Rationalize \(\cfrac{(4\sqrt{7} + \sqrt{2})}{(\sqrt{2} - 7)}\).

Rationalizing the denominator in a fraction means to eliminate the radical in the denominator. We do this by multiplying the numerator and the denominator by the conjugate of the denominator. The conjugate of a binomial of the form \(a + b\) is \(a - b\). Hence, the conjugate of \(\sqrt{2}-7\) is \(\sqrt{2}+7\).

Here's how we rationalize the given fraction:

\[\cfrac{(4\sqrt{7} + \sqrt{2})}{(\sqrt{2} - 7)} \times \cfrac{(\sqrt{2} + 7)}{(\sqrt{2} + 7)}\]

The denominator becomes \((\sqrt{2} + 7)(\sqrt{2} - 7)\), which is a difference of squares and simplifies to \(2 - 49 = -47\).

The numerator becomes \((4\sqrt{7} + \sqrt{2})(\sqrt{2} + 7)\).
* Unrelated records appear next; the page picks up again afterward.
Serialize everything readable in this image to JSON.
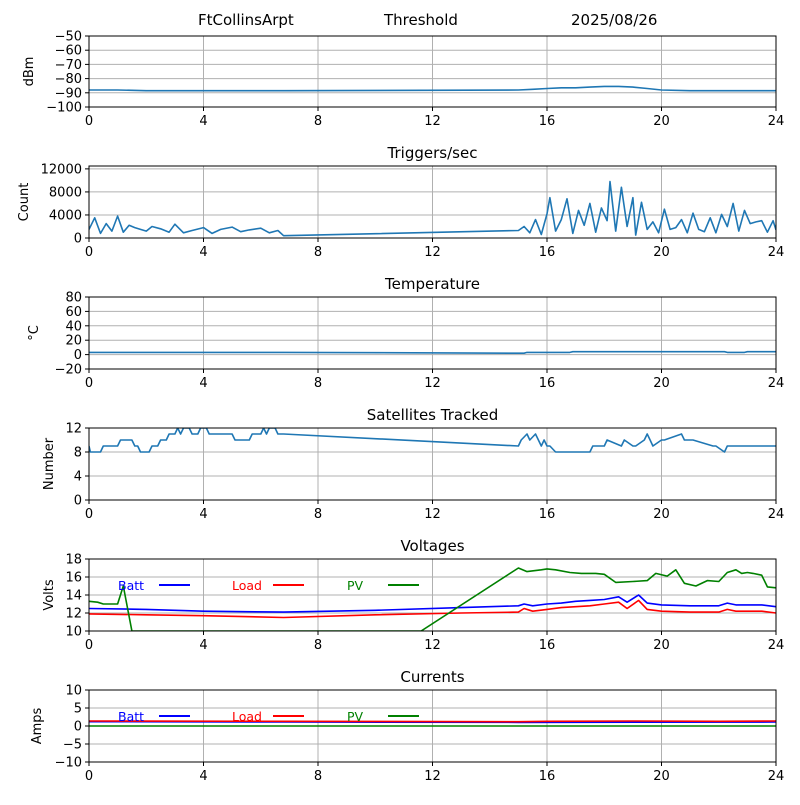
{
  "header": {
    "station": "FtCollinsArpt",
    "mode": "Threshold",
    "date": "2025/08/26"
  },
  "colors": {
    "series_default": "#1f77b4",
    "batt": "#0000ff",
    "load": "#ff0000",
    "pv": "#008000",
    "grid": "#b0b0b0"
  },
  "chart_data": [
    {
      "id": "threshold",
      "type": "line",
      "title": "",
      "xlabel": "",
      "ylabel": "dBm",
      "xlim": [
        0,
        24
      ],
      "ylim": [
        -100,
        -50
      ],
      "xticks": [
        "0",
        "4",
        "8",
        "12",
        "16",
        "20",
        "24"
      ],
      "yticks": [
        "−50",
        "−60",
        "−70",
        "−80",
        "−90",
        "−100"
      ],
      "ytick_values": [
        -50,
        -60,
        -70,
        -80,
        -90,
        -100
      ],
      "grid": true,
      "series": [
        {
          "x": [
            0,
            1,
            2,
            3,
            4,
            5,
            6,
            6.8,
            15,
            15.5,
            16,
            16.5,
            17,
            17.5,
            18,
            18.5,
            19,
            19.5,
            20,
            21,
            22,
            23,
            24
          ],
          "y": [
            -88,
            -88,
            -88.5,
            -88.5,
            -88.5,
            -88.5,
            -88.5,
            -88.5,
            -88,
            -87.5,
            -87,
            -86.5,
            -86.5,
            -86,
            -85.5,
            -85.5,
            -86,
            -87,
            -88,
            -88.5,
            -88.5,
            -88.5,
            -88.5
          ]
        }
      ]
    },
    {
      "id": "triggers",
      "type": "line",
      "title": "Triggers/sec",
      "xlabel": "",
      "ylabel": "Count",
      "xlim": [
        0,
        24
      ],
      "ylim": [
        0,
        12500
      ],
      "xticks": [
        "0",
        "4",
        "8",
        "12",
        "16",
        "20",
        "24"
      ],
      "yticks": [
        "0",
        "4000",
        "8000",
        "12000"
      ],
      "ytick_values": [
        0,
        4000,
        8000,
        12000
      ],
      "grid": true,
      "series": [
        {
          "x": [
            0,
            0.2,
            0.4,
            0.6,
            0.8,
            1.0,
            1.2,
            1.4,
            1.6,
            1.8,
            2.0,
            2.2,
            2.5,
            2.8,
            3.0,
            3.3,
            3.6,
            4.0,
            4.3,
            4.6,
            5.0,
            5.3,
            5.6,
            6.0,
            6.3,
            6.6,
            6.8,
            15.0,
            15.2,
            15.4,
            15.6,
            15.8,
            16.0,
            16.1,
            16.3,
            16.5,
            16.7,
            16.9,
            17.1,
            17.3,
            17.5,
            17.7,
            17.9,
            18.1,
            18.2,
            18.4,
            18.6,
            18.8,
            19.0,
            19.1,
            19.3,
            19.5,
            19.7,
            19.9,
            20.1,
            20.3,
            20.5,
            20.7,
            20.9,
            21.1,
            21.3,
            21.5,
            21.7,
            21.9,
            22.1,
            22.3,
            22.5,
            22.7,
            22.9,
            23.1,
            23.3,
            23.5,
            23.7,
            23.9,
            24.0
          ],
          "y": [
            1500,
            3500,
            800,
            2500,
            1200,
            3800,
            1000,
            2200,
            1800,
            1500,
            1200,
            2000,
            1600,
            1000,
            2400,
            900,
            1300,
            1800,
            800,
            1500,
            1900,
            1100,
            1400,
            1700,
            900,
            1300,
            400,
            1300,
            2000,
            900,
            3200,
            600,
            4200,
            7000,
            1200,
            3200,
            6800,
            800,
            4800,
            2200,
            6000,
            1000,
            5200,
            3000,
            9800,
            1200,
            8800,
            2000,
            7000,
            500,
            6200,
            1500,
            2800,
            900,
            5000,
            1500,
            1800,
            3200,
            900,
            4300,
            1500,
            1100,
            3500,
            900,
            4100,
            2000,
            6000,
            1200,
            4800,
            2500,
            2800,
            3000,
            1000,
            3000,
            1400
          ]
        }
      ]
    },
    {
      "id": "temperature",
      "type": "line",
      "title": "Temperature",
      "xlabel": "",
      "ylabel": "°C",
      "xlim": [
        0,
        24
      ],
      "ylim": [
        -20,
        80
      ],
      "xticks": [
        "0",
        "4",
        "8",
        "12",
        "16",
        "20",
        "24"
      ],
      "yticks": [
        "80",
        "60",
        "40",
        "20",
        "0",
        "−20"
      ],
      "ytick_values": [
        80,
        60,
        40,
        20,
        0,
        -20
      ],
      "grid": true,
      "series": [
        {
          "x": [
            0,
            4,
            6.8,
            15.2,
            15.3,
            16.8,
            16.9,
            22.2,
            22.3,
            22.9,
            23.0,
            24
          ],
          "y": [
            3,
            3,
            3,
            2,
            3,
            3,
            4,
            4,
            3,
            3,
            4,
            4
          ]
        }
      ]
    },
    {
      "id": "satellites",
      "type": "line",
      "title": "Satellites Tracked",
      "xlabel": "",
      "ylabel": "Number",
      "xlim": [
        0,
        24
      ],
      "ylim": [
        0,
        12
      ],
      "xticks": [
        "0",
        "4",
        "8",
        "12",
        "16",
        "20",
        "24"
      ],
      "yticks": [
        "12",
        "8",
        "4",
        "0"
      ],
      "ytick_values": [
        12,
        8,
        4,
        0
      ],
      "grid": true,
      "series": [
        {
          "x": [
            0,
            0.05,
            0.1,
            0.4,
            0.5,
            1.0,
            1.1,
            1.5,
            1.6,
            1.7,
            1.8,
            2.1,
            2.2,
            2.4,
            2.5,
            2.7,
            2.8,
            3.0,
            3.1,
            3.2,
            3.3,
            3.5,
            3.6,
            3.8,
            3.9,
            4.1,
            4.2,
            5.0,
            5.1,
            5.6,
            5.7,
            6.0,
            6.1,
            6.2,
            6.3,
            6.5,
            6.6,
            6.8,
            15.0,
            15.1,
            15.3,
            15.4,
            15.6,
            15.7,
            15.8,
            15.9,
            16.0,
            16.1,
            16.3,
            16.4,
            16.5,
            16.6,
            17.5,
            17.6,
            18.0,
            18.1,
            18.6,
            18.7,
            19.0,
            19.1,
            19.4,
            19.5,
            19.6,
            19.7,
            20.0,
            20.1,
            20.7,
            20.8,
            21.0,
            21.1,
            21.8,
            21.9,
            22.2,
            22.3,
            22.8,
            22.9,
            23.1,
            23.2,
            24
          ],
          "y": [
            9,
            8,
            8,
            8,
            9,
            9,
            10,
            10,
            9,
            9,
            8,
            8,
            9,
            9,
            10,
            10,
            11,
            11,
            12,
            11,
            12,
            12,
            11,
            11,
            12,
            12,
            11,
            11,
            10,
            10,
            11,
            11,
            12,
            11,
            12,
            12,
            11,
            11,
            9,
            10,
            11,
            10,
            11,
            10,
            9,
            10,
            9,
            9,
            8,
            8,
            8,
            8,
            8,
            9,
            9,
            10,
            9,
            10,
            9,
            9,
            10,
            11,
            10,
            9,
            10,
            10,
            11,
            10,
            10,
            10,
            9,
            9,
            8,
            9,
            9,
            9,
            9,
            9,
            9
          ]
        }
      ]
    },
    {
      "id": "voltages",
      "type": "line",
      "title": "Voltages",
      "xlabel": "",
      "ylabel": "Volts",
      "xlim": [
        0,
        24
      ],
      "ylim": [
        10,
        18
      ],
      "xticks": [
        "0",
        "4",
        "8",
        "12",
        "16",
        "20",
        "24"
      ],
      "yticks": [
        "18",
        "16",
        "14",
        "12",
        "10"
      ],
      "ytick_values": [
        18,
        16,
        14,
        12,
        10
      ],
      "grid": true,
      "legend": {
        "placement": "top-left",
        "entries": [
          "Batt",
          "Load",
          "PV"
        ]
      },
      "series": [
        {
          "name": "Batt",
          "color": "blue",
          "x": [
            0,
            2,
            4,
            6.8,
            10,
            13,
            15,
            15.2,
            15.5,
            16,
            16.5,
            17,
            17.5,
            18,
            18.5,
            18.8,
            19.2,
            19.5,
            20,
            21,
            22,
            22.3,
            22.6,
            23.5,
            24
          ],
          "y": [
            12.5,
            12.4,
            12.2,
            12.1,
            12.3,
            12.6,
            12.8,
            13.0,
            12.8,
            13.0,
            13.1,
            13.3,
            13.4,
            13.5,
            13.8,
            13.2,
            14.0,
            13.1,
            12.9,
            12.8,
            12.8,
            13.1,
            12.9,
            12.9,
            12.7
          ]
        },
        {
          "name": "Load",
          "color": "red",
          "x": [
            0,
            2,
            4,
            6.8,
            10,
            13,
            15,
            15.2,
            15.5,
            16,
            16.5,
            17,
            17.5,
            18,
            18.5,
            18.8,
            19.2,
            19.5,
            20,
            21,
            22,
            22.3,
            22.6,
            23.5,
            24
          ],
          "y": [
            11.9,
            11.8,
            11.7,
            11.5,
            11.8,
            12.0,
            12.1,
            12.5,
            12.2,
            12.4,
            12.6,
            12.7,
            12.8,
            13.0,
            13.2,
            12.5,
            13.4,
            12.4,
            12.2,
            12.1,
            12.1,
            12.4,
            12.2,
            12.2,
            12.0
          ]
        },
        {
          "name": "PV",
          "color": "green",
          "x": [
            0,
            0.3,
            0.5,
            1.0,
            1.2,
            1.5,
            11.6,
            15.0,
            15.3,
            15.8,
            16.0,
            16.3,
            16.8,
            17.2,
            17.7,
            18.0,
            18.4,
            19.0,
            19.5,
            19.8,
            20.2,
            20.5,
            20.8,
            21.2,
            21.6,
            22.0,
            22.3,
            22.6,
            22.8,
            23.0,
            23.2,
            23.5,
            23.7,
            24
          ],
          "y": [
            13.3,
            13.2,
            13.0,
            13.0,
            15.0,
            10.0,
            10.0,
            17.0,
            16.6,
            16.8,
            16.9,
            16.8,
            16.5,
            16.4,
            16.4,
            16.3,
            15.4,
            15.5,
            15.6,
            16.4,
            16.1,
            16.8,
            15.3,
            15.0,
            15.6,
            15.5,
            16.5,
            16.8,
            16.4,
            16.5,
            16.4,
            16.2,
            14.9,
            14.8
          ]
        }
      ]
    },
    {
      "id": "currents",
      "type": "line",
      "title": "Currents",
      "xlabel": "",
      "ylabel": "Amps",
      "xlim": [
        0,
        24
      ],
      "ylim": [
        -10,
        10
      ],
      "xticks": [
        "0",
        "4",
        "8",
        "12",
        "16",
        "20",
        "24"
      ],
      "yticks": [
        "10",
        "5",
        "0",
        "−5",
        "−10"
      ],
      "ytick_values": [
        10,
        5,
        0,
        -5,
        -10
      ],
      "grid": true,
      "legend": {
        "placement": "top-left",
        "entries": [
          "Batt",
          "Load",
          "PV"
        ]
      },
      "series": [
        {
          "name": "Batt",
          "color": "blue",
          "x": [
            0,
            6.8,
            15,
            24
          ],
          "y": [
            1.2,
            1.1,
            1.0,
            1.1
          ]
        },
        {
          "name": "Load",
          "color": "red",
          "x": [
            0,
            6.8,
            15,
            16,
            19,
            22,
            24
          ],
          "y": [
            1.4,
            1.3,
            1.2,
            1.3,
            1.4,
            1.3,
            1.4
          ]
        },
        {
          "name": "PV",
          "color": "green",
          "x": [
            0,
            24
          ],
          "y": [
            0.0,
            0.0
          ]
        }
      ]
    }
  ]
}
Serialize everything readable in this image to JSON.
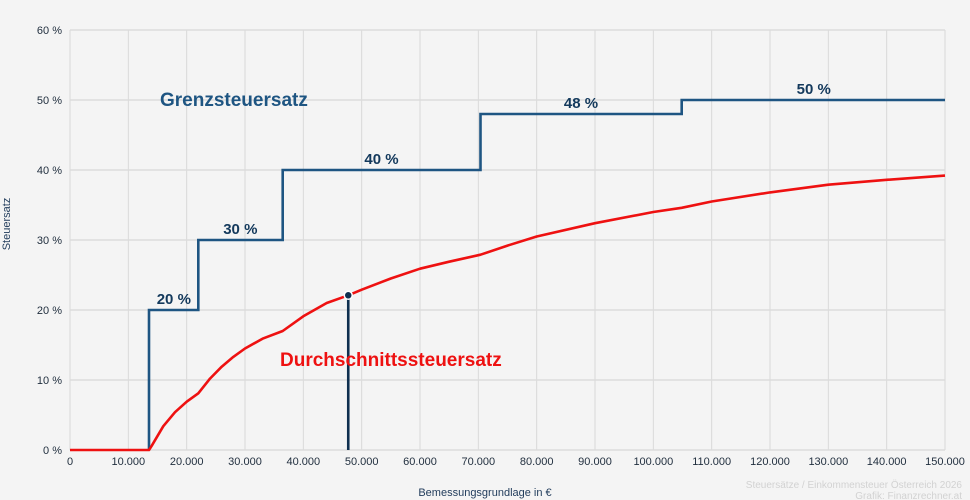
{
  "chart_data": {
    "type": "line",
    "title": "",
    "xlabel": "Bemessungsgrundlage in €",
    "ylabel": "Steuersatz",
    "xlim": [
      0,
      150000
    ],
    "ylim": [
      0,
      60
    ],
    "grid": true,
    "x_ticks": [
      "0",
      "10.000",
      "20.000",
      "30.000",
      "40.000",
      "50.000",
      "60.000",
      "70.000",
      "80.000",
      "90.000",
      "100.000",
      "110.000",
      "120.000",
      "130.000",
      "140.000",
      "150.000"
    ],
    "y_ticks": [
      "0 %",
      "10 %",
      "20 %",
      "30 %",
      "40 %",
      "50 %",
      "60 %"
    ],
    "series": [
      {
        "name": "Grenzsteuersatz",
        "color": "#1e5582",
        "style": "step",
        "x": [
          0,
          13539,
          13539,
          21992,
          21992,
          36458,
          36458,
          70365,
          70365,
          104859,
          104859,
          150000
        ],
        "values": [
          0,
          0,
          20,
          20,
          30,
          30,
          40,
          40,
          48,
          48,
          50,
          50
        ],
        "step_labels": [
          {
            "text": "20 %",
            "x": 17800,
            "y": 20
          },
          {
            "text": "30 %",
            "x": 29200,
            "y": 30
          },
          {
            "text": "40 %",
            "x": 53400,
            "y": 40
          },
          {
            "text": "48 %",
            "x": 87600,
            "y": 48
          },
          {
            "text": "50 %",
            "x": 127500,
            "y": 50
          }
        ]
      },
      {
        "name": "Durchschnittssteuersatz",
        "color": "#ee1111",
        "style": "line",
        "x": [
          0,
          13539,
          14000,
          16000,
          18000,
          20000,
          21992,
          24000,
          26000,
          28000,
          30000,
          33000,
          36458,
          40000,
          44000,
          47700,
          50000,
          55000,
          60000,
          65000,
          70365,
          75000,
          80000,
          90000,
          100000,
          104859,
          110000,
          120000,
          130000,
          140000,
          150000
        ],
        "values": [
          0,
          0,
          0.6,
          3.4,
          5.4,
          6.9,
          8.1,
          10.2,
          11.9,
          13.3,
          14.5,
          15.9,
          17.0,
          19.1,
          21.0,
          22.1,
          22.9,
          24.5,
          25.9,
          26.9,
          27.9,
          29.2,
          30.5,
          32.4,
          34.0,
          34.6,
          35.5,
          36.8,
          37.9,
          38.6,
          39.2
        ]
      }
    ],
    "annotations": [
      {
        "type": "marker",
        "x": 47700,
        "y": 22.1,
        "vertical_line": true,
        "color": "#0f2f4f"
      },
      {
        "type": "text",
        "text": "Grenzsteuersatz",
        "x": 16000,
        "y": 50,
        "color": "#1e5582"
      },
      {
        "type": "text",
        "text": "Durchschnittssteuersatz",
        "x": 36000,
        "y": 12,
        "color": "#ee1111"
      }
    ],
    "credits": [
      "Steuersätze / Einkommensteuer Österreich 2026",
      "Grafik: Finanzrechner.at"
    ]
  },
  "labels": {
    "xlabel": "Bemessungsgrundlage in €",
    "ylabel": "Steuersatz",
    "grenz": "Grenzsteuersatz",
    "durch": "Durchschnittssteuersatz",
    "credit1": "Steuersätze / Einkommensteuer Österreich 2026",
    "credit2": "Grafik: Finanzrechner.at"
  }
}
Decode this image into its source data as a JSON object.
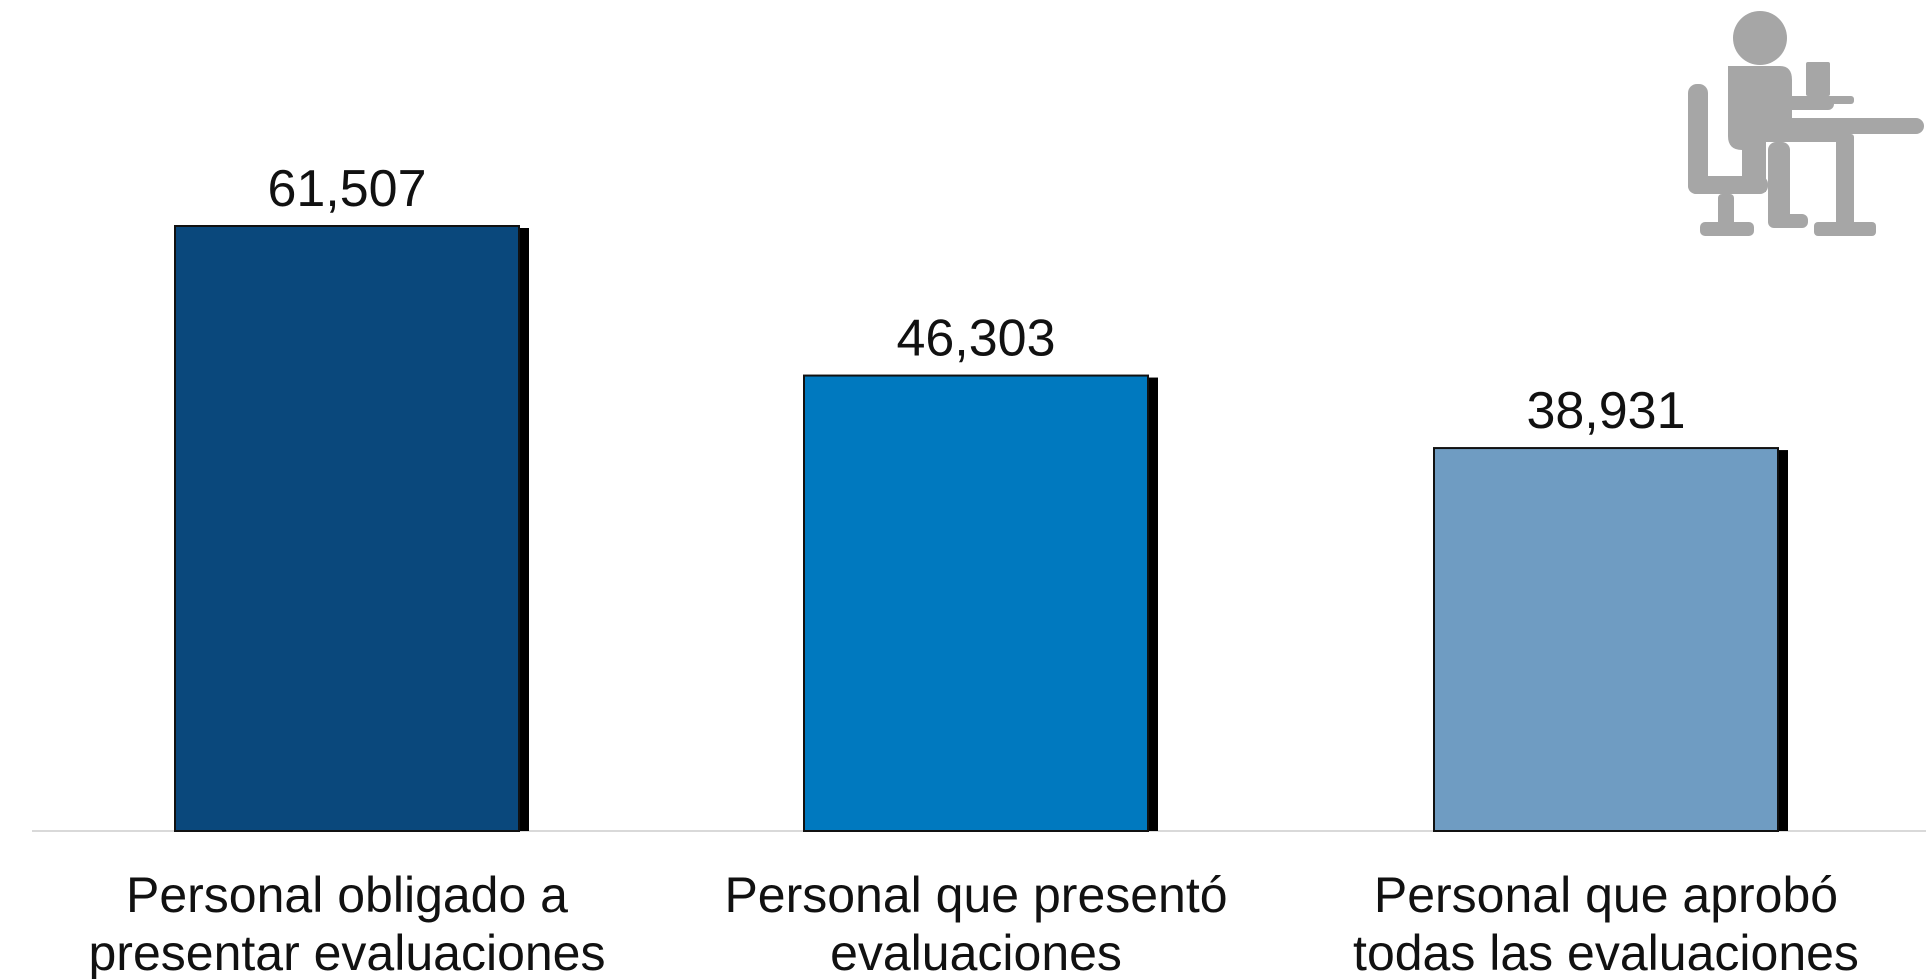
{
  "chart_data": {
    "type": "bar",
    "categories": [
      [
        "Personal obligado a",
        "presentar evaluaciones"
      ],
      [
        "Personal que presentó",
        "evaluaciones"
      ],
      [
        "Personal que aprobó",
        "todas las evaluaciones"
      ]
    ],
    "values": [
      61507,
      46303,
      38931
    ],
    "value_labels": [
      "61,507",
      "46,303",
      "38,931"
    ],
    "colors": [
      "#0a487c",
      "#0079bf",
      "#6f9cc2"
    ],
    "ylim": [
      0,
      70000
    ],
    "grid": false,
    "legend": "none"
  },
  "icon": "person-at-desk-icon"
}
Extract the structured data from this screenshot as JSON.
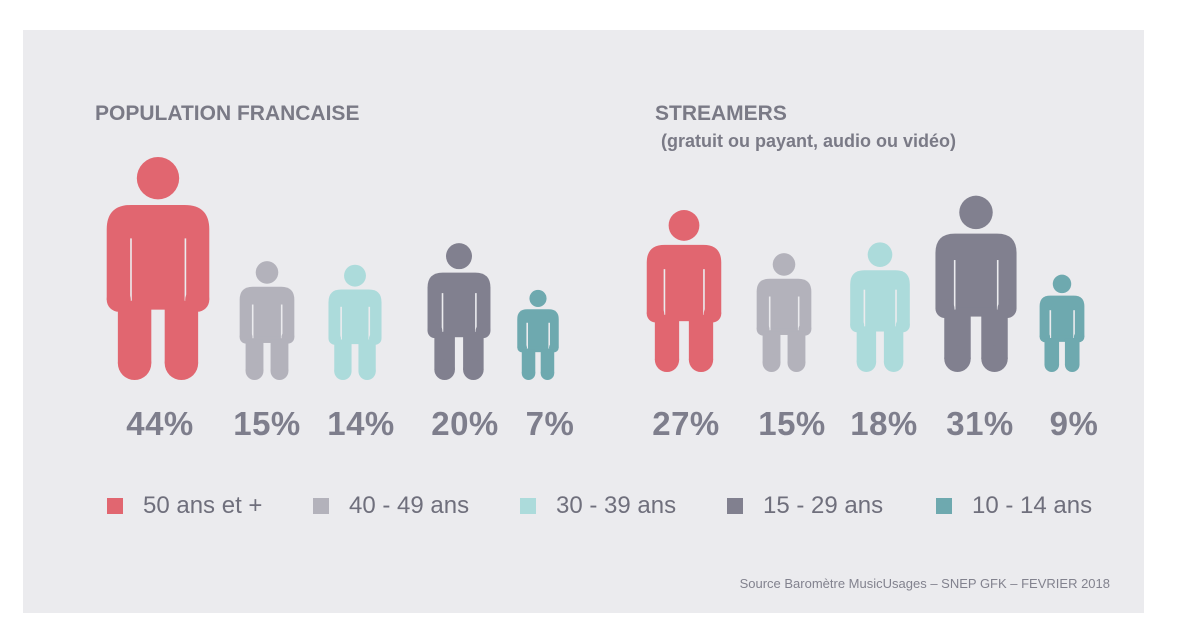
{
  "colors": {
    "age_50_plus": "#e16670",
    "age_40_49": "#b3b2bb",
    "age_30_39": "#acdbdb",
    "age_15_29": "#81808f",
    "age_10_14": "#6ea9af"
  },
  "chart_data": [
    {
      "type": "pictogram",
      "title": "POPULATION FRANCAISE",
      "categories": [
        "50 ans et +",
        "40 - 49 ans",
        "30 - 39 ans",
        "15 - 29 ans",
        "10 - 14 ans"
      ],
      "values": [
        44,
        15,
        14,
        20,
        7
      ],
      "labels": [
        "44%",
        "15%",
        "14%",
        "20%",
        "7%"
      ],
      "unit": "%"
    },
    {
      "type": "pictogram",
      "title": "STREAMERS",
      "subtitle": "(gratuit ou payant, audio ou vidéo)",
      "categories": [
        "50 ans et +",
        "40 - 49 ans",
        "30 - 39 ans",
        "15 - 29 ans",
        "10 - 14 ans"
      ],
      "values": [
        27,
        15,
        18,
        31,
        9
      ],
      "labels": [
        "27%",
        "15%",
        "18%",
        "31%",
        "9%"
      ],
      "unit": "%"
    }
  ],
  "legend": [
    {
      "label": "50 ans et +",
      "color_key": "age_50_plus"
    },
    {
      "label": "40 - 49 ans",
      "color_key": "age_40_49"
    },
    {
      "label": "30 - 39 ans",
      "color_key": "age_30_39"
    },
    {
      "label": "15 - 29 ans",
      "color_key": "age_15_29"
    },
    {
      "label": "10 - 14 ans",
      "color_key": "age_10_14"
    }
  ],
  "source": "Source Baromètre MusicUsages – SNEP GFK – FEVRIER 2018"
}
Expand it to get \(-28\sqrt{7} - 6\sqrt{2} + 8\sqrt{14} + 14\). Notice that both terms in the numerator have a common factor of 2 which can be factored out to get \(2(-14\sqrt{7} - 3\sqrt{2} + 4\sqrt{14} + 7)\).

Divide the numerator and the denominator by \(-47\) to get \(-\cfrac{2(-14\sqrt{7} - 3\sqrt{2} + 4\sqrt{14} + 7)}{47}\).

When simplified, the expression becomes \(-\sqrt{14} - 6\), which corresponds to Option A.